If $(E,d)$ is compact and $(f_k)⊆C(E)$ is dense, then $\text E[1∧d(X_n,X)]\to0$ iff $\|f_k(X_n)-f_k(X)\|_{L^1}\to0$ for all $k∈ℕ$

114 Views Asked by At

Let $(E,d)$ be a compact metric space and $(f_k)_{k\in\mathbb N}\subseteq C(E)$ be dense. We can show that $$d(x_n,x)\xrightarrow{n\to\infty}0\Leftrightarrow\forall k\in\mathbb N:f_k(x_n)\xrightarrow{n\to\infty}f_k(x)\tag1$$ for all $(x_n)_{n\in\mathbb N}\subseteq E$ and $x\in E$.
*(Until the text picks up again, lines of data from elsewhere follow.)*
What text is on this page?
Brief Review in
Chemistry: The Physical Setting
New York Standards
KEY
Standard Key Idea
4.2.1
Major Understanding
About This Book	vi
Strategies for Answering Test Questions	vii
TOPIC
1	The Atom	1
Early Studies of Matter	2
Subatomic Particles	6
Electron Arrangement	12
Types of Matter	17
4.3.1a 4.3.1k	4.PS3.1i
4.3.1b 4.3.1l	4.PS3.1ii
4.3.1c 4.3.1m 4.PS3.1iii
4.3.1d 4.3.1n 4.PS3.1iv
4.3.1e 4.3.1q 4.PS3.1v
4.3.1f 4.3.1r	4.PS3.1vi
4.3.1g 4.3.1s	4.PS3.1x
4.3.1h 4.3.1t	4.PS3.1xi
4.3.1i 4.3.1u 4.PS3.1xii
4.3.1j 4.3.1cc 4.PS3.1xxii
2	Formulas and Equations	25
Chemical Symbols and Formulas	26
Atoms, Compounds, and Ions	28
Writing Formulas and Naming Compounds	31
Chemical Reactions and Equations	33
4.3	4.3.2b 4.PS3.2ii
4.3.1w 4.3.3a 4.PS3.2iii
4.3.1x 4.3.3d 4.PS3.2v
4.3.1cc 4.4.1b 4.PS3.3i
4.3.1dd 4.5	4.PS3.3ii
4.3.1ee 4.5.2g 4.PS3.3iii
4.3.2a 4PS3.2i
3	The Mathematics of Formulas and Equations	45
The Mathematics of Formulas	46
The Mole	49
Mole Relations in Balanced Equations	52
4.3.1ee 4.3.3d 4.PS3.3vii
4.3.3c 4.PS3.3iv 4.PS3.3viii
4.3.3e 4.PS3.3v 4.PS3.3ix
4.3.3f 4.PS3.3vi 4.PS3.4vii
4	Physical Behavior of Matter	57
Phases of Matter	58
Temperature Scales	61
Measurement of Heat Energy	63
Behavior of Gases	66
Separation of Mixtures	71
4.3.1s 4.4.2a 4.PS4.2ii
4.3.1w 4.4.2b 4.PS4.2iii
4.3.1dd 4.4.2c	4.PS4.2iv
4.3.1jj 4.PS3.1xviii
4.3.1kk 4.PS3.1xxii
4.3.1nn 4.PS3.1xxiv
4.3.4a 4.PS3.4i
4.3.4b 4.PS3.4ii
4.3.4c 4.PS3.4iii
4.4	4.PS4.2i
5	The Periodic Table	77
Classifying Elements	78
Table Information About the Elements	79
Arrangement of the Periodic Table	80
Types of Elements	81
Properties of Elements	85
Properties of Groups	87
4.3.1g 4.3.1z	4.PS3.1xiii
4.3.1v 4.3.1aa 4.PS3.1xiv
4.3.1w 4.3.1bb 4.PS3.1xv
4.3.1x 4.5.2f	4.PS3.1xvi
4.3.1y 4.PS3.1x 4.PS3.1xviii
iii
Now let $(\Omega,\mathcal A,\operatorname P)$ be a probability space. Are we able to show that $$\operatorname E\left[1\wedge d(X_n,X)\right]\xrightarrow{n\to\infty}0\Leftrightarrow\forall k\in\mathbb N:\left\|f_k(X_n)-f_k(X)\right\|_{L^1(\operatorname P)}\xrightarrow{n\to\infty}0\tag2$$ for all $(\mathcal A,\mathcal B(E))$-measurable $X_n,X:\Omega\to E$ for $n\in\mathbb N$?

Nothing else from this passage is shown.